A group of researchers in Finland has converted wood from a 17th-century shipwreck into fiber that has been used in two dresses.
How that came to pass started in 2019, when the remains of a 17th-century cargo ship were discovered beneath a parking lot during renovations of a hotel in Oulu, Finland. The vessel was named the Hahtiperä wreck after Oulu’s first harbor. After its remnants were excavated, maritime archaeologists created 3D models, studied insect markings on the wood, and took dendrochronological samples. Following the years of conservation work for what is the oldest shipwreck in northern Finland, some of the leftover pieces of wood were salvaged.

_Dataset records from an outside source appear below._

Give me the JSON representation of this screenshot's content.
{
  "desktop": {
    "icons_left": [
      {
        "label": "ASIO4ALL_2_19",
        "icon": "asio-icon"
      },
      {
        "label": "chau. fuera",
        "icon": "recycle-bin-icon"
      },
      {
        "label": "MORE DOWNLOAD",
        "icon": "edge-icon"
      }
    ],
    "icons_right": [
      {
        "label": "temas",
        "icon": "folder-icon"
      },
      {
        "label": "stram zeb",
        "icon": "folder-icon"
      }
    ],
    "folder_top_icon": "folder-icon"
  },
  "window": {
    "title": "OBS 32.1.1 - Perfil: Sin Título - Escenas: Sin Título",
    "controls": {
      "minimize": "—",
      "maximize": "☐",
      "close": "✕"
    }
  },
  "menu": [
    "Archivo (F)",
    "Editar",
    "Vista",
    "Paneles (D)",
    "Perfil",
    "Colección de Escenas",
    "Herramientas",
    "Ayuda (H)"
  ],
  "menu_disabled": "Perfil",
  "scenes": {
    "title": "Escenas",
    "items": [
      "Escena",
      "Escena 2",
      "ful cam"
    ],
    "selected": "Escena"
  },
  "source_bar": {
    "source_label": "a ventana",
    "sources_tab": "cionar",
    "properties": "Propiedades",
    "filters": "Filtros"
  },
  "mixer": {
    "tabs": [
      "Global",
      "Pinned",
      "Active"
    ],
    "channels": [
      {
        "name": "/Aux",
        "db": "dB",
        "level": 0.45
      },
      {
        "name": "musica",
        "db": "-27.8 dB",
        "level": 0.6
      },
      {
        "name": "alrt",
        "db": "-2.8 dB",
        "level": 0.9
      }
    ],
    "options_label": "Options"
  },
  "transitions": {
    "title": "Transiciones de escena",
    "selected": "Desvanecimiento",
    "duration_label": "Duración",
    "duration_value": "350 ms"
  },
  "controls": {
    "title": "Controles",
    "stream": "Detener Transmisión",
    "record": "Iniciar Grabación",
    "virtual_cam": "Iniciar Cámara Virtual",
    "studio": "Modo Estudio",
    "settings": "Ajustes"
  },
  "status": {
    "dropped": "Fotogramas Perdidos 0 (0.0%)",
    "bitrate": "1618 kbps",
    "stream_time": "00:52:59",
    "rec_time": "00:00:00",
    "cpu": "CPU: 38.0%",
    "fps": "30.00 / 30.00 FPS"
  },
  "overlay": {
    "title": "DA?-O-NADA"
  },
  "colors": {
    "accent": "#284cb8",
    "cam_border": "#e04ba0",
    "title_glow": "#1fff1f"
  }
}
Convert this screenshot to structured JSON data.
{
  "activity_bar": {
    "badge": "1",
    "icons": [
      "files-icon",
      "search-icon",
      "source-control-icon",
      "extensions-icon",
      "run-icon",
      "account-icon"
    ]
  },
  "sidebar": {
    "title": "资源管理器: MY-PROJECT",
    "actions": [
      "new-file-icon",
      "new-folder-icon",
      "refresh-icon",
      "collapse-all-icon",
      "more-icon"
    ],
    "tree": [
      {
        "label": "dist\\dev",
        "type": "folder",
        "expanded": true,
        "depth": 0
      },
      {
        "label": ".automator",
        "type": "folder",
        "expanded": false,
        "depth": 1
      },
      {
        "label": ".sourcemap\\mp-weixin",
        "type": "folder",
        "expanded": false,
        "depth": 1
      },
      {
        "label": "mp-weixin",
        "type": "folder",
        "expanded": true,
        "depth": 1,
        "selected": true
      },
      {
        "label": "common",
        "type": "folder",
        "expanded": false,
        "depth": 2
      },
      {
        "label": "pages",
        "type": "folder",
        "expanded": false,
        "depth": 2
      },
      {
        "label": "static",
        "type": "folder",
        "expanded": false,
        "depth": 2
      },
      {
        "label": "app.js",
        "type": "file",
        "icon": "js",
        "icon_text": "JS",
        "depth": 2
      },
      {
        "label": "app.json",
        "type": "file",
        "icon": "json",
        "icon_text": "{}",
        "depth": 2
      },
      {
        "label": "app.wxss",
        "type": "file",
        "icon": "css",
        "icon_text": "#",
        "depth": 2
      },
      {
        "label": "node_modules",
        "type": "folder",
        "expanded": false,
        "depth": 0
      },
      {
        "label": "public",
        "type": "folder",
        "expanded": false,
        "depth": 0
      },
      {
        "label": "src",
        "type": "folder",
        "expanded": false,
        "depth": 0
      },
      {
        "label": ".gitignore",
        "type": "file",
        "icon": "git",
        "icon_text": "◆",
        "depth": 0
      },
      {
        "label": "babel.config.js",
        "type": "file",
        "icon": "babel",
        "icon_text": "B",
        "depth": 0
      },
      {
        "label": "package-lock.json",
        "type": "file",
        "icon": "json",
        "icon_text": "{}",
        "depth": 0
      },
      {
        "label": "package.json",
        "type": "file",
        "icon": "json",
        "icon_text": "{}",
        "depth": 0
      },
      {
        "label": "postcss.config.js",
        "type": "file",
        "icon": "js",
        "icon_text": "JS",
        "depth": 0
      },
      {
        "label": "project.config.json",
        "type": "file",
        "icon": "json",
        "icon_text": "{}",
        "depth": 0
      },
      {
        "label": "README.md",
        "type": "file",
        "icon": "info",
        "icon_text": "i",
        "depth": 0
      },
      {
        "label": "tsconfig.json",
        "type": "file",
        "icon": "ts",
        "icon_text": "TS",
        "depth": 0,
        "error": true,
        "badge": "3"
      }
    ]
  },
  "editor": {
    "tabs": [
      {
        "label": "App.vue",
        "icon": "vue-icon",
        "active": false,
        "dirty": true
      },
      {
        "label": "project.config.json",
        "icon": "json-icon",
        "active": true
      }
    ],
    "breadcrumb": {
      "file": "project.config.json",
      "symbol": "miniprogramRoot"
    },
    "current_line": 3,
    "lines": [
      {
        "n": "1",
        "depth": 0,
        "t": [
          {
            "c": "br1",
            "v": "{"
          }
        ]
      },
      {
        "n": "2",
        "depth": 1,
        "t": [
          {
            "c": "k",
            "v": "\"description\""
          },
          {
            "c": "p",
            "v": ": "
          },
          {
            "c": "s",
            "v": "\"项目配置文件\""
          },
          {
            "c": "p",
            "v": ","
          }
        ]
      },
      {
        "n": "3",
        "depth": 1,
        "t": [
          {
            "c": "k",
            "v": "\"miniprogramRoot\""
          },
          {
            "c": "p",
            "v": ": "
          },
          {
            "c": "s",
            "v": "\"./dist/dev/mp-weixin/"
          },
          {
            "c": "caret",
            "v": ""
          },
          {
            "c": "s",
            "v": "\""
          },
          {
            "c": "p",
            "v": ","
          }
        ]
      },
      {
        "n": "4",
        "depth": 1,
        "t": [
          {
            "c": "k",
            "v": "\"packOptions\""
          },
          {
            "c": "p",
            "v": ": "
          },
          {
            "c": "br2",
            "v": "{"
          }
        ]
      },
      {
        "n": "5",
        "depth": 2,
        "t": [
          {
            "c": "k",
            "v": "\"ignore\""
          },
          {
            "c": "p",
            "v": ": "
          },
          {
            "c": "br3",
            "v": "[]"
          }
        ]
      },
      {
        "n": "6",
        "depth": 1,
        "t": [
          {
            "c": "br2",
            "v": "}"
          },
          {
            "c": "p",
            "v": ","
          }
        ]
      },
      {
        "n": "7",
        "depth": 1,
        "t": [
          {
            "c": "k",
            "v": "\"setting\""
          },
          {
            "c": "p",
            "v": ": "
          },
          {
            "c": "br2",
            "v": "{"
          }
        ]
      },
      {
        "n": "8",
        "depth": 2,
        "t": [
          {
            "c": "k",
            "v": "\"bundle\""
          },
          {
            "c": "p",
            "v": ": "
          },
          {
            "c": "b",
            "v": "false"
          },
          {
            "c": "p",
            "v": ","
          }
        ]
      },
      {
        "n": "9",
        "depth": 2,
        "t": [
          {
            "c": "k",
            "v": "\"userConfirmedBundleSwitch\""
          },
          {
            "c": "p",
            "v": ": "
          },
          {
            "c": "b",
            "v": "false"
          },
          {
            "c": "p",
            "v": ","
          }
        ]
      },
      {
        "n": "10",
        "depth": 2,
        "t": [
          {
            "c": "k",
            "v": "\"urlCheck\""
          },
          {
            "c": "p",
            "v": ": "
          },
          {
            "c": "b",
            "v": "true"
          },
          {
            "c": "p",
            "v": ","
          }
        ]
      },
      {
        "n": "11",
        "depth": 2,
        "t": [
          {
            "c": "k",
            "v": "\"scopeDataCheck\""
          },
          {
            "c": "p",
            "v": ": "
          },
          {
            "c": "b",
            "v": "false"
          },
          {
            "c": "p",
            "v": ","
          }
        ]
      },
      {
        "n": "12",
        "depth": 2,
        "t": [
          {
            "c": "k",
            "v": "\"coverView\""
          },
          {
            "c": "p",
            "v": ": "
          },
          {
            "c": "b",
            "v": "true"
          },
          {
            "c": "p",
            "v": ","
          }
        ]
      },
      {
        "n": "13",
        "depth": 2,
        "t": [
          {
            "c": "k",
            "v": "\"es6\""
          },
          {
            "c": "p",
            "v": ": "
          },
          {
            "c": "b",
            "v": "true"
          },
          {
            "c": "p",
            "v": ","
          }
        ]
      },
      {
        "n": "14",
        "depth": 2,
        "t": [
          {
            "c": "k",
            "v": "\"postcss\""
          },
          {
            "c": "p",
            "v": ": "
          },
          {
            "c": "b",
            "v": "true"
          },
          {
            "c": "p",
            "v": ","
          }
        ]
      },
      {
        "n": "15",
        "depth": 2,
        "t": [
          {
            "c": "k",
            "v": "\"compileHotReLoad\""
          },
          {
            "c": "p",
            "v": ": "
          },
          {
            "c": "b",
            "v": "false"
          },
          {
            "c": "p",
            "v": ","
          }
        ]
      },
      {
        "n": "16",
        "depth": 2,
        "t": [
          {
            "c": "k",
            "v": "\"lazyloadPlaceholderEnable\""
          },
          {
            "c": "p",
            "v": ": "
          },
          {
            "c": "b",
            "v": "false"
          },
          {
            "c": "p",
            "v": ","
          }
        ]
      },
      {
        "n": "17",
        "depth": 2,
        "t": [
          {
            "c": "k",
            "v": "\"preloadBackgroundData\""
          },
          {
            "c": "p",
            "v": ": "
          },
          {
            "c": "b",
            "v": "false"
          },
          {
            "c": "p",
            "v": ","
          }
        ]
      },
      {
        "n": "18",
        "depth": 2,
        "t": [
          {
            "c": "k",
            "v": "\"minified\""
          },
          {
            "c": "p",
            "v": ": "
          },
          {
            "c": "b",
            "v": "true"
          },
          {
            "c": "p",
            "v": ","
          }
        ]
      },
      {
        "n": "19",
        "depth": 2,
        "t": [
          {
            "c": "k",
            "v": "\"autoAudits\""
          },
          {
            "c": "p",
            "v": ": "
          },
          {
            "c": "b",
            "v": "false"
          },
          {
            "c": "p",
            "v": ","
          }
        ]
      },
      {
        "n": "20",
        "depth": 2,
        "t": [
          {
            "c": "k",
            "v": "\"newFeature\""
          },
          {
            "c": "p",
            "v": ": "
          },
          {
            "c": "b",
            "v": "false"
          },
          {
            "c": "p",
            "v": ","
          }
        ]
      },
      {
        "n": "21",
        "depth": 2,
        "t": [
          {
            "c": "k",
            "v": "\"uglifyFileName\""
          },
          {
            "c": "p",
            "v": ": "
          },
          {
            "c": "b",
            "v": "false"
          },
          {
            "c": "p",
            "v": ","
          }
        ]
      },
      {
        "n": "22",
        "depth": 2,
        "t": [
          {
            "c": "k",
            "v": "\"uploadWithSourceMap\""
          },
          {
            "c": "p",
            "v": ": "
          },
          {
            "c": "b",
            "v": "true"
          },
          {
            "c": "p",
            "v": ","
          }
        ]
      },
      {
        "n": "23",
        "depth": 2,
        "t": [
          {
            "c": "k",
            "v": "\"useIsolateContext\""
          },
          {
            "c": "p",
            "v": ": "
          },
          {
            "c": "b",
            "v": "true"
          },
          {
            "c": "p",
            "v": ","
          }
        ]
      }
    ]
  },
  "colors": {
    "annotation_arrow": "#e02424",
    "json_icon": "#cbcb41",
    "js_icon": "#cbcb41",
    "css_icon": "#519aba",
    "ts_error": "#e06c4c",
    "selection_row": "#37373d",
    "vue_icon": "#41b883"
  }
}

The Finnish Heritage Agency’s Minna Koivikko said, “The wreck had only partially survived, and not everything could be preserved, even though every piece was documented. It felt unfortunate, and I began wondering whether the wood fragments could still be of use somehow.”
Researchers at Aalto University then stepped in to transform the Hahtiperä shipwreck’s surplus wood into a textile fiber, which was spun into yarn and knitted into a dress using AI-assisted technology. In 2011, the university delved deeper into materials research through a more tight-knit collaboration between its chemical engineering and design departments.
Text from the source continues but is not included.